Y.1543 specifies the measurement methodology for a network with a multi-provider environment.
TS 22.105 defines QoS parameters for bearer services and teleservices, and sets expectations for measures such as delay, delay variation, loss, etc for each of the service types identified
TS 23.107 develops the QoS framework for the UMTS bearer service
ITU-T Y.1540 Performance Parameters
IPTD measures the end-to-end delay of a service, and consists of contributions from several sources. These delays are additive, so the total IPTD value is the sum of all of these contributions. Certain delays are fundamental (such as propagation delay), whereas as other contributors are tractable to design trade-offs, such as transport delay (where queuing and scheduling can have an effect) and jitter buffer delay
IPDV measures the variation in the end-to-end delay between a minimum and maximum (strictly the 99th percentiles, rather than absolute maximums)

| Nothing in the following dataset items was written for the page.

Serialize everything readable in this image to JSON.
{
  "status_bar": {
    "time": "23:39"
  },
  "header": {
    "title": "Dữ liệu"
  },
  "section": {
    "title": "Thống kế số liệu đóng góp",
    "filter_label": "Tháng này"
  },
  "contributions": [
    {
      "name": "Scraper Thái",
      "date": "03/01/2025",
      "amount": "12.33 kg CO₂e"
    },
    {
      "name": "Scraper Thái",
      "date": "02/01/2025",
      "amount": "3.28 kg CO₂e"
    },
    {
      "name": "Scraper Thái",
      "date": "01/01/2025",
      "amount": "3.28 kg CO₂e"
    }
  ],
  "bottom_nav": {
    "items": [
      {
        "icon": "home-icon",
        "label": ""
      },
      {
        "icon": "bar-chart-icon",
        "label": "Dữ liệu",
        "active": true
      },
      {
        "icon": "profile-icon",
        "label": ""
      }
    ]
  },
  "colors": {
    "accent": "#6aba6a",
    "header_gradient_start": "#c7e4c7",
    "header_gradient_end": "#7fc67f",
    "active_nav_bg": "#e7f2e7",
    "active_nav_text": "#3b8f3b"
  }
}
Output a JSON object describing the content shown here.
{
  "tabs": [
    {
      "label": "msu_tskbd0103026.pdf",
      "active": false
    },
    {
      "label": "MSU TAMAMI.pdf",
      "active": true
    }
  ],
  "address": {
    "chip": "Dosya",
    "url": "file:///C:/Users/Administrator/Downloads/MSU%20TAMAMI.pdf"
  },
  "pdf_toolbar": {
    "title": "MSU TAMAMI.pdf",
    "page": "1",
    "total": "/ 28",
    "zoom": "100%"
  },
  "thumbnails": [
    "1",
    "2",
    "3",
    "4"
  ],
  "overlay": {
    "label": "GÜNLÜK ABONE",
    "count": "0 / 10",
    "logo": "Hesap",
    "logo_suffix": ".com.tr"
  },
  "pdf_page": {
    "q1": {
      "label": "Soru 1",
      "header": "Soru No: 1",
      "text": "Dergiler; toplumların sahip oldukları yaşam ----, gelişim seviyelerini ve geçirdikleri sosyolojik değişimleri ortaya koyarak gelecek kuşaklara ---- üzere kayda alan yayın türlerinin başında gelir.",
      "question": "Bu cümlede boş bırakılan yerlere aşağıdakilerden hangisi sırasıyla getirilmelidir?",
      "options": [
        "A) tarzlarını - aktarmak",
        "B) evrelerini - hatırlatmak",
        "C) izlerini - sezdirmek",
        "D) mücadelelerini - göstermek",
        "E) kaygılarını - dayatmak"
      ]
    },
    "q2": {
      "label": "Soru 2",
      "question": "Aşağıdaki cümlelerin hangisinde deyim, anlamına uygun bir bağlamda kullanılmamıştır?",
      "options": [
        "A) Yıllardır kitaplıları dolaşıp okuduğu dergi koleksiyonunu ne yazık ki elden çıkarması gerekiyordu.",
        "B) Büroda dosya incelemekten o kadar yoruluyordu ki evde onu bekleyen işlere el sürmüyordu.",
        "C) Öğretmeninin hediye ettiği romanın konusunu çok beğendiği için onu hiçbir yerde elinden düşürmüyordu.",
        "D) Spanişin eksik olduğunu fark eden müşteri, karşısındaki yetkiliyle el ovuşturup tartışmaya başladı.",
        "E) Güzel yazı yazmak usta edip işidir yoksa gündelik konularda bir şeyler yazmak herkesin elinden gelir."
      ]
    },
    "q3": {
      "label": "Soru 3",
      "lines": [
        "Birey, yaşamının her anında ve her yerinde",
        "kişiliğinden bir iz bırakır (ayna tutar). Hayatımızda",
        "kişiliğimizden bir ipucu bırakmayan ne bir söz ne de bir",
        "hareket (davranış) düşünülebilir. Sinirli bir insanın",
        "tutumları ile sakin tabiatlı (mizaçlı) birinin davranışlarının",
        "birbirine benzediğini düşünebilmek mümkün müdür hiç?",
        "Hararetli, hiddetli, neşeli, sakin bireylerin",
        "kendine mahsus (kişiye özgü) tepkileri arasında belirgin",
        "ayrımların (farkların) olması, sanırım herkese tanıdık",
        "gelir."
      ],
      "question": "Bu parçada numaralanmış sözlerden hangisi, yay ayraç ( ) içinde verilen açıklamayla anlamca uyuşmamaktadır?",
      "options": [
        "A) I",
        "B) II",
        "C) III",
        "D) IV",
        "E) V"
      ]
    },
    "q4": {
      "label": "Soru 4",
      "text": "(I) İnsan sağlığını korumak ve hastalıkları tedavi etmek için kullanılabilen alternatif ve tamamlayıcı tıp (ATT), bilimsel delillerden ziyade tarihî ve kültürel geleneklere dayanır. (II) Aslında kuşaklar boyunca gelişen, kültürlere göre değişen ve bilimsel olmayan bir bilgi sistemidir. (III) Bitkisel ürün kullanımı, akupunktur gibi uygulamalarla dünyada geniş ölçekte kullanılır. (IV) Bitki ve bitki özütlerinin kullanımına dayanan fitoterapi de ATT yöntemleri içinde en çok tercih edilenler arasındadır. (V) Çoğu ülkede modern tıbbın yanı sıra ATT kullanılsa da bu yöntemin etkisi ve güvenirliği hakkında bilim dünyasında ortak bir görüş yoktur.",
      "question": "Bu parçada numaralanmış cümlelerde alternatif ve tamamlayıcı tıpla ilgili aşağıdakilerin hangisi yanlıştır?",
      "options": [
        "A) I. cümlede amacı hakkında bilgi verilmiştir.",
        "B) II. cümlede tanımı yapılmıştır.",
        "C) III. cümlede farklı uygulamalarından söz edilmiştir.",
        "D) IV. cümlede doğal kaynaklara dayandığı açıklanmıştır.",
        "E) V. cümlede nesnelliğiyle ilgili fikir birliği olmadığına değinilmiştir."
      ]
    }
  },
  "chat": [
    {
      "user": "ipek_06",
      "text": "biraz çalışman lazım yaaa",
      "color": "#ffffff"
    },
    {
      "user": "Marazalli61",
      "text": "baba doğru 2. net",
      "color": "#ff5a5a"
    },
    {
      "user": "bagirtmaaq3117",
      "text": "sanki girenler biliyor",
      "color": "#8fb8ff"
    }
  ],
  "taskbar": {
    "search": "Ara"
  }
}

IPLR measures the ratio of loss to delivered packets, including packets loss through network congestion (typically dropped by intermediate routers) and packet loss through late arrival at jitter buffers
IPER measures packets delivered to the correct destination but with errors in the packet
Additional measurements are listed in the standard, and it provides flexibility on which percentile points are used, for example, in specifying IPDV
ITU-T Y.1541 QoS Classes
Y.1541 defines a set of classes of services and proposes upper bounds on the QoS parameters for each of these, as shown above. The most recent revision of Y.1541 includes two additional QoS classes (Classes 6 and 7) for further discussion.